Ma'ar/Mornelithe Falconsbane started as being a Well-Intentioned Extremist, but quickly became the Big Bad, and the final showdown between him and the Big Good Urtho caused the Cataclysm, which was so powerful that it actually echoed through time. Though defeated, he didn't actually die, as he had set up a Grand Theft Me so that he could take over the body of any his descendants once they started showing signs of magical ability, most often when they tried to call up fire. Falconsbane kept doing this over the centuries until finally the main characters in the Mage Winds trilogy figured out what was going on and destroyed him.
Ancar kills his father in order to take the throne of Hardorn, tortures Queen's Own Talia (who was there as part of a diplomatic mission to see if a marriage could be set up between Ancar and Princess Elspeth) more for kicks than to get information out of her, and then has his mages mind-control the conscripted troops so that they'll fight. He then drains his land to further power his spells, and kills off even his distant cousins to prevent anyone from overthrowing him.
Hadanelith, a minor villain who appears in The White Gryphon, possesses the Gifts of Empathy and Mindhealing, but uses them to serve his own sadistic desires rather than to aid people. When first discovered, he is found to have been using his gifts to warp the minds of women until they live only to serve him in slavery, sexually and otherwise. He is exiled from the city of White Gryphon under the relatively loose laws and customs of their society. Rather than die in the wilderness, he makes his way south to the Haighlei kingdoms and is recruited by the Evil Chancellor to assassinate high ranking members of their society in order to frame the delegation from White Gryphon. In doing so, he is permitted to indulge his sadistic fantasies and accordingly tortures his victims before killing them.

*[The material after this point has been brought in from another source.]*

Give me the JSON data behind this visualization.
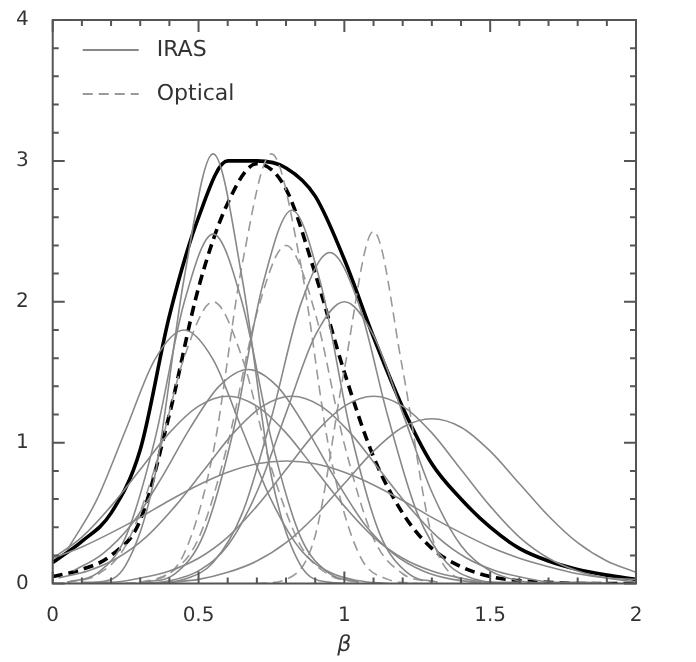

Why does Firesong become obsessed with a lifebond when the Mage Storms and their effect on the land are driving him insane? One of the other books reveal that lifebonds usually/often form when someone extremely powerful is in danger of going insane: the lifebond anchors them. As a Healing-Adept, it's probable that he subconsciously knew what was happening to him and what he needed - it's not made clear whether lifebonds are divine intervention, something the more powerful person does subconsciously, or both.
In By The Sword it's revealed that Valdemar has forgotten the Binding Ancient Treaty between it and Rethwellen. Sounds strange, and then one remembers that Selenay was a teenager when she became queen and her father died in the prime of his life. Even if her grandfather was part of how the treaty was formed, between her sudden ascension to the throne and all the other things that happened along the way, a treaty like that being forgotten is very justified!
Ho Yay: Both in-universe and among fans, naturally. In universe, certain areas are quite prejudiced against homosexuality and the suggestion of it must be avoided by those wishing to remain un-lynched.
It's clear that Firesong is deliberately trying to invoke this trope: one example is that he has a firebird because he bred/created it himself in order to show off. He also takes to the role of a showman very happily, and it's when his loved one starts to ignore him that he starts showing cracks. There are implications that he feels that he has to be special because he's descended from Vanyel and has to live up to that legacy & that his mother was very strict and demanding. It's need to be loved or for the mental stabilizing effect of a lifebond that nearly sends him over the Moral Event Horizon.
Talia, besides being (as noted below) The Woobie, is an arguable Sympathetic Sue: she's a misfit in her community, an abused child about to be forced at thirteen into an arranged marriage with a man old enough to be her grandfather; and when she runs away, she's rescued not only be a Companion, but by the Monarch's Own Herald's Companion.
Squick: Young Talia being forced to experience Companion Rolan's sexual encounters through their empathic bond.
Stop Helping Me!: Tarma's relationship with the aforementioned bard who follows her around.
What an Idiot: A tavern mistress explicitly hires Vanyel as the tavern bard because he's gay, and so he won't steal away her serving girls. Then she gets mad at him when he refuses to sleep with her on request.
The Woobie: A lot of the major characters, especially early on, start out this way. Vanyel and Talia are the most Anvilicious of the lot. (Vanyel never stops being one.)